Achieving More With Less…the importance of Self Care in 2016

Providers of musculoskeletal services are under increasing pressure from referrers to deliver high quality, innovative services that are underpinned by evidence based practice. They will be judged on clinical outcomes (PREMs and PROMs). At the same time there is a trend towards reducing the number of treatment sessions per referral. In order to achieve more with less, greater emphasis will be placed on the patient to take responsibility for their own recovery. It is inevitable that Self-care and how it delivered will come under greater scrutiny.

Traditionally clinicians have favoured old fashioned ways of delivering home exercise programs such as stickman diagrams or line drawings. In North America, clinicians photocopy exercise cards (e.g. VHI Cards). In Europe, clinicians tend to print out line drawings from their desktop (e.g.Physiotools).  The likelihood is that this is due to habit (‘that’s the way we’ve always done it’) rather than informed, reflective choice. The evidence for delivering exercises in this format isn’t great. It is thought that only 30% of patients adhere to their exercises and of these only 50% do them correctly. This simply doesn’t cut it if treatment services are to be effective.

Physiotec, the online exercise software developer cites literature that demonstrates patients are more likely to perform exercises correctly when using exercise video clips compared to static drawings [1]. Subjects in the trial who received video clips of home exercises reported being more motivated and confident about performing their exercises. When asked which form of delivery they preferred, all participants in the trial unanimously favoured video clips over static illustrations. If we are to truly embrace a patient centred model of MSK service delivery we should ask the right questions of our patients and act upon their responses. If this is to be the case, it would seem that the days of stick man diagrams and line drawings are numbered.

In more recent times our resource, the Exercise Prescriber (www.exerciseprescriber.com) has taken the next evolutionary step for delivering better self-care.
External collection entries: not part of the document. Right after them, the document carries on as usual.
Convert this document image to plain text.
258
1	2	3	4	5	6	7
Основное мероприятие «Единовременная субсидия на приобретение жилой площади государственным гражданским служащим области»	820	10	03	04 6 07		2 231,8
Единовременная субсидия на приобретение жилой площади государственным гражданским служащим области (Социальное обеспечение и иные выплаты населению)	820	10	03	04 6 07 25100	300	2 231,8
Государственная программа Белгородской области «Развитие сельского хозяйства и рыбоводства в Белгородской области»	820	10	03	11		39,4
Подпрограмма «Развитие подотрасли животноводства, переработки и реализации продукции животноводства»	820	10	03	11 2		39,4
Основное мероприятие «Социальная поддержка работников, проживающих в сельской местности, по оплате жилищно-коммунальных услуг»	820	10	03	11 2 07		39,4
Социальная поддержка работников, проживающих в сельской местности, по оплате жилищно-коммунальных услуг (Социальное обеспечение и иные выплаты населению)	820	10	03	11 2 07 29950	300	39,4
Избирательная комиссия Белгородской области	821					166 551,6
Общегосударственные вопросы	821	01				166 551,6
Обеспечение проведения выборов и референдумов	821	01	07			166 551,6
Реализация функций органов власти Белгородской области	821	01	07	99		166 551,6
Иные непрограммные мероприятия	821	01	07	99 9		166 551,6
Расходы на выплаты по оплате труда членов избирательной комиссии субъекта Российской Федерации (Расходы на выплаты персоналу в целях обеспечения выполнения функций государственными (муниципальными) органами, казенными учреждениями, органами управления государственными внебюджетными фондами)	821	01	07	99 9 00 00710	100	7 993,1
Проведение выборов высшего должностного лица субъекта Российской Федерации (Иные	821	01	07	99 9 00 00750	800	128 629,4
In addition to sending narrated videos of home exercises to a patient’s tablet, smartphone, laptop or PC, we have also introduced the ability for clinicians to send info pages from our database of 60 common musculoskeletal conditions. In terms of patient education and adherence to home exercises it is our belief that if a patient understands why they’ve been asked to do their exercises they will be more likely to do them.

If providers are to survive the challenges of doing more with less it is vital they embrace change. They will need to ask patients what they prefer (rather than assume) and act upon it. They will need view self-management of home exercises as the key to achieving acceptable clinical outcomes….or risk losing referrals.